4 Am Anfang steht nur eine vage Ahnung, in welche Richtung ein neuer Farbverlauf erfolgen könnte. Nach der ersten bewussten Setzung schränkt sich die Fortsetzung natürlich immer mehr ein. Pia Fries ruft nicht alle Farben gleichzeitig auf die Bühne. Und es liegt keineswegs ein blindes, wildes Drauflosmalen vor. Vielmehr ergibt ein ganz sinnliches Reagieren und Antworten des Farbigen und der Formungen aufeinander mit der Zeit ein Bild. ›Folgen‹ sagt man im Alemannischen, der Muttersprache dieser Schweizer Künstlerin, auch für ›gehorchen‹. Und ›Gehorchen‹ hat mit ›Horchen‹ etwas zu tun. Man gewinnt bei der Betrachtung vieler Arbeiten den Eindruck, die Malerin male nicht nur ganz wörtlich mit der Hand, sie scheint die Materie selber zu betasten. Alle Sinne, auch Riechen, Schmecken und Hören, sind ganz aufgeweckt.

Jede Farbe kann still oder laut wirken. Jedenfalls kann man nicht behaupten, das Visuelle regiere den Verlauf der Materialströme.

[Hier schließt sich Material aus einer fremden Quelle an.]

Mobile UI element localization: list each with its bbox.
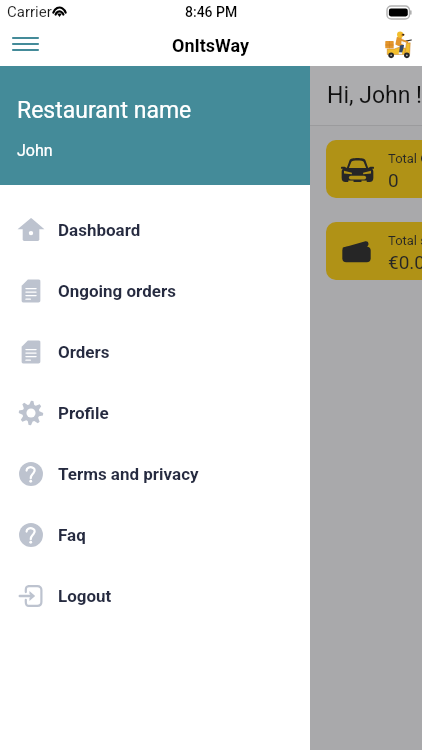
button[interactable]: Logout	[0, 565, 310, 626]
button[interactable]: Open navigation drawer	[5, 25, 45, 65]
staticText: OnItsWay	[172, 35, 250, 56]
button[interactable]: Total sales	[326, 222, 422, 280]
staticText: Restaurant name	[17, 97, 192, 124]
staticText: 0	[388, 169, 399, 191]
button[interactable]: Faq	[0, 504, 310, 565]
staticText: Ongoing orders	[58, 281, 176, 301]
staticText: Profile	[58, 403, 109, 423]
staticText: Orders	[58, 342, 110, 362]
staticText: 8:46 PM	[185, 4, 238, 20]
button[interactable]: Delivery status	[382, 28, 416, 62]
staticText: Dashboard	[58, 220, 141, 240]
staticText: Faq	[58, 525, 86, 545]
staticText: Logout	[58, 586, 112, 606]
staticText: Total sales	[388, 233, 422, 248]
staticText: John	[17, 141, 53, 160]
button[interactable]: Dashboard	[0, 199, 310, 260]
staticText: €0.00	[388, 251, 422, 273]
button[interactable]: Orders	[0, 321, 310, 382]
button[interactable]: Profile	[0, 382, 310, 443]
staticText: Carrier	[7, 3, 52, 21]
staticText: Hi, John !	[327, 82, 422, 109]
button[interactable]: Total Orders	[326, 140, 422, 198]
staticText: Total Orders	[388, 151, 422, 166]
staticText: Terms and privacy	[58, 464, 199, 484]
button[interactable]: Terms and privacy	[0, 443, 310, 504]
button[interactable]: Ongoing orders	[0, 260, 310, 321]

Sie verwendet überhaupt nur traditionelle Mittel oder Methoden des Malens, setzt diverse Pinsel, Messer, Spachtel, Bürsten, Eisenwerkzeuge ein, ohne industrielle technische Verfahren zu berücksichtigen. Sie verhält sich diesbezüglich sehr konservativ. Das hat mit ihrer Überzeugung zu tun, eine über 2000 Jahre alte Tradition des Malens fortzusetzen. Der Witz besteht darin, zu beweisen, dass Malerei im herkömmlichen Sinn des Tafelbildes für die Wand immer noch möglich ist. Pia Fries erbringt diesen Beweis mit einer, paradox ausgedrückt, sanften Gewalttätigkeit, dass die Spötter über die Augenkunst für einen Moment verstummen müssen. Es handelt sich bei dieser Wahl der Mittel um eine bewusste Ökonomie, Enge und Begrenzung, um auf dem so abgesteckten Spielfeld ein Maximum herauszuholen. Gemäß dem Rat des Lyrikers Paul Celan, mit der Kunst in die allereigenste Enge zu gehen und sich dann freizusetzen. Neben der Begrenzung der Mittel gehört zu dieser eigenen Enge bei Pia Fries sicher auch die spezifische Lust des spielenden Kindes, mit Gleichmut aufzubauen wie zu zerstören.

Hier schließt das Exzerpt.